How disk.frame works
So how does disk.frame work? Well, disk.frame is very simple. It's just a folder with many FST files. If you're not familiar with FST files, see this website. Each file is called a chunk. And basically, if your data set is too large, I don't have to load everything to memory. I just break that whole data set into smaller chunks and load it chunk by chunk. Now, once I can load the data chunk by chunk, I can do many things. For example, I can operate on the chunks in parallel.
For example, I can operate on the chunks in parallel.
Loading data into disk.frame
So how do you make use of disk.frame? The first thing you want to do is load some data into the disk.frame format. So the disk.frame package has this convenience function called CSV to disk.frame. You simply provide a path to the CSV file, and it will convert that to a disk.frame. If you have multiple CSVs, you can just pass it a list of CSVs or a vector of CSV paths.
Demo with 1.8 billion rows
Well, I'm going to show you a demo using 1.8 billion rows. So I've downloaded the Fannie Mae data set. So the first thing you should do when you start a disk.frame is run this function called setup disk.frame. This will set up parallel processing for you. As I mentioned before, I've created a folder with many FST files in this directory. So I can show you the content of this directory. As you can see, it's just a bunch of FST files. So to make use of these FST files, I just call this function called disk.frame. And I'm going to put the head and tail, just like a normal data frame. I can see things like the end row. So you can see there's 1.8 billion rows in this data set. And the CSV unzipped would be about 200 gig in size.
So there's some more functions, number of columns, and the names of the columns. So you can operate a disk.frame almost like as if you have a data frame. One of the key features of disk.frame is that I've implemented the dplyr verbs. So you can make use of dplyr verbs directly to manipulate the data. So I start with the disk.frame I created. I run this function called source keep. And this is very important. This is actually what makes disk.frame fast. So a source keep basically tells the program which columns to load into memory. Because there's 31 columns. For this particular analysis, I only needed these four columns. So I only need to load these four columns into RAM. So I just filter like you would normally do with dplyr, do a mutate, and then group by year, which is created here, and do a summarize, and finally collect.
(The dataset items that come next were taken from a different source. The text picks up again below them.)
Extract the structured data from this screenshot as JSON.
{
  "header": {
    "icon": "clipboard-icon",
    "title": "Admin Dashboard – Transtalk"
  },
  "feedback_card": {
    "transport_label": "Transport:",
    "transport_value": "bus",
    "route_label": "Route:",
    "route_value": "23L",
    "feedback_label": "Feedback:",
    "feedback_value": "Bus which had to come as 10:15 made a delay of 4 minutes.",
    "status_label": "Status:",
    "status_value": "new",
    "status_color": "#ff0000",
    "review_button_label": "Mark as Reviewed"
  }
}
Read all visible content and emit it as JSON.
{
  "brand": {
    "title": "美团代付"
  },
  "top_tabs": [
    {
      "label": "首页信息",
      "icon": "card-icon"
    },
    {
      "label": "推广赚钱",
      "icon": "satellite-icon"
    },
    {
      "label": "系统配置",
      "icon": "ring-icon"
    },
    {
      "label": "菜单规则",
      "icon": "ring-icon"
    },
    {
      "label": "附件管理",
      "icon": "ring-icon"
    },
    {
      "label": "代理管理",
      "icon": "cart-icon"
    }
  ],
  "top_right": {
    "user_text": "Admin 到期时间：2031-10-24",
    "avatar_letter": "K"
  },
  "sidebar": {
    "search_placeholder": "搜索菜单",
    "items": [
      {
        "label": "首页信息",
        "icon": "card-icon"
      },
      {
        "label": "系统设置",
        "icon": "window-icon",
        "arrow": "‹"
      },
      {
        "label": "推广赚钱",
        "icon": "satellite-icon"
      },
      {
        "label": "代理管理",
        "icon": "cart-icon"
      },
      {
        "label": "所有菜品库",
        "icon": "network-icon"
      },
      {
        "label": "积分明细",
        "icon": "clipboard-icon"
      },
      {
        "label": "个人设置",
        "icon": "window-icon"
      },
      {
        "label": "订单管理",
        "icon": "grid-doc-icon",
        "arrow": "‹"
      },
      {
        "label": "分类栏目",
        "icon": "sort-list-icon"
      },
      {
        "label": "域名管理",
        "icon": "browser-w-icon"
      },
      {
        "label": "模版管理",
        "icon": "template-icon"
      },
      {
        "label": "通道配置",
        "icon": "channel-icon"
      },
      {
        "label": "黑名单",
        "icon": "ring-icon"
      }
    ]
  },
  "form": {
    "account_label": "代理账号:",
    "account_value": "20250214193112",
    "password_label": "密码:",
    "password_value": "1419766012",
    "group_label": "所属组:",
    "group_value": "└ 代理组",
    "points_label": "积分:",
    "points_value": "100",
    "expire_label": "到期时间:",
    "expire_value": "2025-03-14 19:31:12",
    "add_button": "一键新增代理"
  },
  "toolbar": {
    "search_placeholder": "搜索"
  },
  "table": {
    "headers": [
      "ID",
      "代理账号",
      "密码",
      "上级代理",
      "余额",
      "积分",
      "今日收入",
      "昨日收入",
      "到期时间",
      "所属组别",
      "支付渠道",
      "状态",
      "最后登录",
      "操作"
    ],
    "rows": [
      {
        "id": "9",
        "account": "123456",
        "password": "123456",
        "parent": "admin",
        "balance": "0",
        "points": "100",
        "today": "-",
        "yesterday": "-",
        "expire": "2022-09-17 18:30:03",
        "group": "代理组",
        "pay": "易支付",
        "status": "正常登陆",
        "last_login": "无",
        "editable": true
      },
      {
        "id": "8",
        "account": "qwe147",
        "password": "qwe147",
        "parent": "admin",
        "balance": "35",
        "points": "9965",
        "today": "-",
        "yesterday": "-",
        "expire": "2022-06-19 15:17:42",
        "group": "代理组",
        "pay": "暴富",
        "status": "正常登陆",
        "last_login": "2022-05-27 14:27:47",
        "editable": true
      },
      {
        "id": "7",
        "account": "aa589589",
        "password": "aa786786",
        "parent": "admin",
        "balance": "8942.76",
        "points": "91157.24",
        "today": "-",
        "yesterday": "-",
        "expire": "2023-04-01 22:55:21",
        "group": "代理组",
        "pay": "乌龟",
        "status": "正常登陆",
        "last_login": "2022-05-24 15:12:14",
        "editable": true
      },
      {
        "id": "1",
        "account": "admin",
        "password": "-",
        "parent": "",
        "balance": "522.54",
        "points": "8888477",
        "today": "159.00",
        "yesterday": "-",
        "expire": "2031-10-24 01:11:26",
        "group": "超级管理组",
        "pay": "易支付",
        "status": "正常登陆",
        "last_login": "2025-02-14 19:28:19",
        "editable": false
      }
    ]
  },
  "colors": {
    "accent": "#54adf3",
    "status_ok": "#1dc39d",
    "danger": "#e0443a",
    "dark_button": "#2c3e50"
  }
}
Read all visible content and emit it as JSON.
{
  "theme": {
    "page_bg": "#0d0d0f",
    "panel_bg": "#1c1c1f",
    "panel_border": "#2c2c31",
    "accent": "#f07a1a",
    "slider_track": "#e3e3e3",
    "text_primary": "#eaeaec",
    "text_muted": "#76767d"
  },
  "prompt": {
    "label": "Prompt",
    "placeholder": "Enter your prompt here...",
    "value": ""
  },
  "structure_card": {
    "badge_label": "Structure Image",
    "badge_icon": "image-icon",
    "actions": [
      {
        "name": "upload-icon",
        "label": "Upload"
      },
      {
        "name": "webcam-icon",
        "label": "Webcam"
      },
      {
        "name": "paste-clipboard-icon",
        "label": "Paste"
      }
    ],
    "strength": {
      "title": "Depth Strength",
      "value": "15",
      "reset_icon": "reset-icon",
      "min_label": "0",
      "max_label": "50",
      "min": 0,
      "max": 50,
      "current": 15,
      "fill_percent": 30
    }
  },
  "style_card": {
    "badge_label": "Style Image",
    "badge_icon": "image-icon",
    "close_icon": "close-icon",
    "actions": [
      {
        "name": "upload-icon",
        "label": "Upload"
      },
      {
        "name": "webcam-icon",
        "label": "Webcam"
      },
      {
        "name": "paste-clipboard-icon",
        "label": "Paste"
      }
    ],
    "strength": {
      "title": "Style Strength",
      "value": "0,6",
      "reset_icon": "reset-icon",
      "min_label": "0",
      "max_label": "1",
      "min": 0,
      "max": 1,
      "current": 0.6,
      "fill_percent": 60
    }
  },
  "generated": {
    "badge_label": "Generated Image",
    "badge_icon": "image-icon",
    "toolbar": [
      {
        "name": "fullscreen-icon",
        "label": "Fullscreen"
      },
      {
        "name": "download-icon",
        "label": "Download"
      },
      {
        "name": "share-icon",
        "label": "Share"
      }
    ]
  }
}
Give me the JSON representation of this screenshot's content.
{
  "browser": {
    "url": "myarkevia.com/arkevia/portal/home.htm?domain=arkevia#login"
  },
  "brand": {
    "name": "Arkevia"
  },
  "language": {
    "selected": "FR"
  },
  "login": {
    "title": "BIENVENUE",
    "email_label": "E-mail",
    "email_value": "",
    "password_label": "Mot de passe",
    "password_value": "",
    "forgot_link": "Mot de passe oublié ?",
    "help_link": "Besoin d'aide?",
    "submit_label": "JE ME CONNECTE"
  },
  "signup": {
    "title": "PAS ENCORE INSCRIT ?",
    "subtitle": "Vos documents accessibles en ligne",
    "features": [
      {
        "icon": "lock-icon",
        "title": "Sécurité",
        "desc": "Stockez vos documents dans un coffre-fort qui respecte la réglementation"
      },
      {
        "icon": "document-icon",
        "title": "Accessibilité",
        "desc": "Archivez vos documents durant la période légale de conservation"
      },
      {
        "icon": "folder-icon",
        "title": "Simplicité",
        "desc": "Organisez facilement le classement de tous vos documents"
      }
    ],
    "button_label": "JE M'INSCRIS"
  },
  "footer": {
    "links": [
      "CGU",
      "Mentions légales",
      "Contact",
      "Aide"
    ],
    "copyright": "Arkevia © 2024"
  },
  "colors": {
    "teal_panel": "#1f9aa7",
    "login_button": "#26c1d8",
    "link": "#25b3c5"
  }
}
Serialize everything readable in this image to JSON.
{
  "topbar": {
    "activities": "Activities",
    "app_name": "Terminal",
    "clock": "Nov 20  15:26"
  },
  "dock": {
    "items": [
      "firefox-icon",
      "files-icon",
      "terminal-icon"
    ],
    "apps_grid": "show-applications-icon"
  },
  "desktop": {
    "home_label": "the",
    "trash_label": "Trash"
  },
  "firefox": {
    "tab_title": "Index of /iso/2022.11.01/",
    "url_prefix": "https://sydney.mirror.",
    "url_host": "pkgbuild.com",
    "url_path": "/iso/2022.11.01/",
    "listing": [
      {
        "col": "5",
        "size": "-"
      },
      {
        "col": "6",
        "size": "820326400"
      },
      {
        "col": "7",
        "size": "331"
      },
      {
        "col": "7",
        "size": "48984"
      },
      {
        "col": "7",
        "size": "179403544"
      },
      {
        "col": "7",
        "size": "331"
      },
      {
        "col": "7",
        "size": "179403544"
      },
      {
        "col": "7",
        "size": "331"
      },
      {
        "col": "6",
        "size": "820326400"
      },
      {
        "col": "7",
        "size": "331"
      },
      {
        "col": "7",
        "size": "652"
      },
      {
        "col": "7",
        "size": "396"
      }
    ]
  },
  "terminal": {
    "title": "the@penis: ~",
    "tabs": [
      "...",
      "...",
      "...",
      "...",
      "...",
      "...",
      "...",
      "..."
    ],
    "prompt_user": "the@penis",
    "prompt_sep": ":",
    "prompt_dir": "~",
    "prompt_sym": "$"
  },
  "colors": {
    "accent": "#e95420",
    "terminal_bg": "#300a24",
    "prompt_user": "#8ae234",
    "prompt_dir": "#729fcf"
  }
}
So let's run that. While that's running, I will show you what's happening with the task manager. Most of the CPUs are being utilized. And that's because it's processing all the chunks in that data set in parallel. Well, as you can see, I've done a group by and created new columns. In the meantime, in about one minute, this was done on the Fannie Mae data set with 1.8 billion rows.
Wrapping up
To learn more about disk.frame simply goes to disk.frame.com. I'd like to finish off by pointing out a couple of things. If you do have Spark, it's perfectly fine to use it. But not everyone's lucky enough to have a Spark cluster set up. So disk.frame, you can use R functions directly, even those defined by the user. Thank you.